Ельцин той весной отдыхал в Сочи. Соскучившись, надумал посетить соседнюю Кабардино-Балкарию - самый тихий закавказский регион. На сегодняшний день единственный, который смело, без стыда заявляет, что вошел когда-то в состав империи добровольно. В центре города памятник - красивая мраморная женщина в национальном наряде. "Навеки с Россией" называется.
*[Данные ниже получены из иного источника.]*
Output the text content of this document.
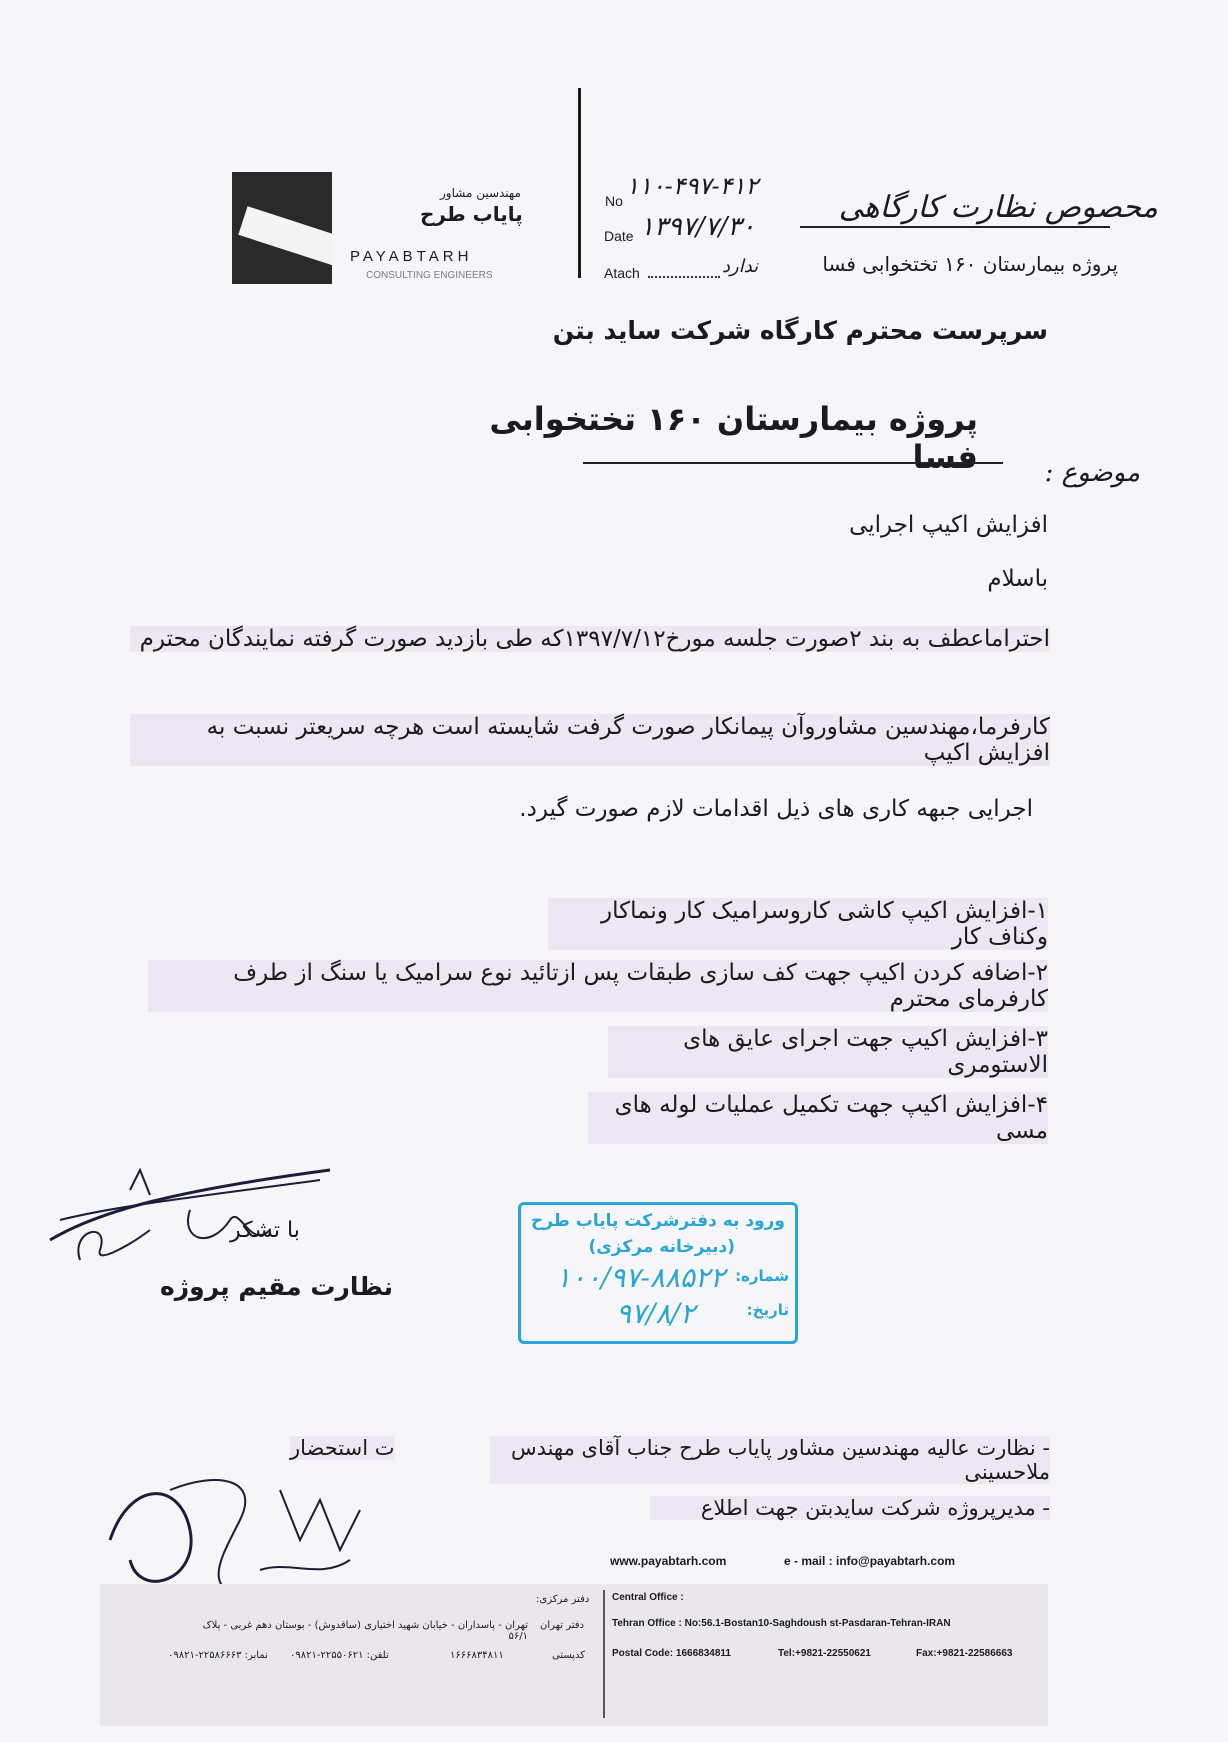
مهندسین مشاور
پایاب طرح
PAYABTARH
CONSULTING ENGINEERS
No
۱۱۰-۴۹۷-۴۱۲
Date ۱۳۹۷/۷/۳۰
Atach	ندارد
محصوص نظارت کارگاهی
پروژه بیمارستان ۱۶۰ تختخوابی فسا
سرپرست محترم کارگاه شرکت ساید بتن
پروژه بیمارستان ۱۶۰ تختخوابی فسا	موضوع :
افزایش اکیپ اجرایی
باسلام
احتراماعطف به بند ۲صورت جلسه مورخ۱۳۹۷/۷/۱۲که طی بازدید صورت گرفته نمایندگان محترم
کارفرما،مهندسین مشاوروآن پیمانکار صورت گرفت شایسته است هرچه سریعتر نسبت به افزایش اکیپ
اجرایی جبهه کاری های ذیل اقدامات لازم صورت گیرد.
۱-افزایش اکیپ کاشی کاروسرامیک کار ونماکار وکناف کار
۲-اضافه کردن اکیپ جهت کف سازی طبقات پس ازتائید نوع سرامیک یا سنگ از طرف کارفرمای محترم
۳-افزایش اکیپ جهت اجرای عایق های الاستومری
۴-افزایش اکیپ جهت تکمیل عملیات لوله های مسی
با تشکر
نظارت مقیم پروژه
ورود به دفترشرکت پایاب طرح
(دبیرخانه مرکزی)
شماره:
۱۰۰/۹۷-۸۸۵۲۲
تاریخ:
۹۷/۸/۲
- نظارت عالیه مهندسین مشاور پایاب طرح جناب آقای مهندس ملاحسینی
ت استحضار
- مدیرپروژه شرکت سایدبتن جهت اطلاع
www.payabtarh.com	e - mail : info@payabtarh.com
Central Office :
Tehran Office : No:56.1-Bostan10-Saghdoush st-Pasdaran-Tehran-IRAN
Postal Code: 1666834811	Tel:+9821-22550621	Fax:+9821-22586663
دفتر مرکزی:
دفتر تهران
تهران - پاسداران - خیابان شهید اختیاری (ساقدوش) - بوستان دهم غربی - پلاک ۵۶/۱
کدپستی
۱۶۶۶۸۳۴۸۱۱
تلفن: ۲۲۵۵۰۶۲۱-۰۹۸۲۱
نمابر: ۲۲۵۸۶۶۶۳-۰۹۸۲۱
Приехали сюда на пару дней, обычный рабочий визит. Но задержались в республике почти на полмесяца. Нежданные весенние каникулы после слякотной Москвы, горный воздух. Вместо липкой столичной грязи - целебные ванны, нарзан прямо из отверстия в скале...
Ельцин в последний момент почему-то передумал лететь, потом вроде собрался - погода испортилась. Нашей группе дали команду - ждать сколько нужно и предаваться релаксации. Пришлось Полковнику отложить до следующего раза припасенный набор окриков и знаменитую гортанную команду "Молча-а-а-а-ть!", любимую журналистами.
Так, случайно, оказались мы с Андреем в одном номере бывшего лубянского санатория, который ныне захирел и больше смахивает на богадельню - с убогой столовой, забытой людьми библиотекой, где на полках встречались странные книги: проза Евгения Гоголя и Геннадия Пушкина. Полистал и брошюру некоего Сергея Лермонтова - "Как уберечься от аллергии"...
Вечером в номер постучался посетитель с картонной коробкой.
- Министр печати республики Руслан Магомедович, - представился небольшого роста мужчина с грустными глазами. - Буду вас немножко курировать...
В коробке оказались консервы "печень трески", колбаса, бутылка отборного коньяка и несколько кругов копченого кабардинского сыра - местный деликатес.
- Устраивайтесь, дорогие, - сказал, прощаясь, Руслан Магомедович, завтра порешаем все вопросы. Отдохнем. Знаете, как переводится название коньяка "КВВК"? Инициалы нашего президента и его супруги. "Коков Валерий Виолетта Кокова". Кабардинский фольклор.
Слово "порешаем" тоже оказалось многозначным. Наутро у ворот санатория обнаружилась черная "Волга", все ещё вожделенная в предгорьях Кавказа, и шофер в белоснежной сорочке помчал нас с Андреем в сторону холмов на горизонте. Вдоль дороги зеленели молодые топольки. "Порешаем" означает не столько подготовку к президентскому визиту, сколько один из самых хлебосольных столов в России, главенство тамады, строгий застольный этикет.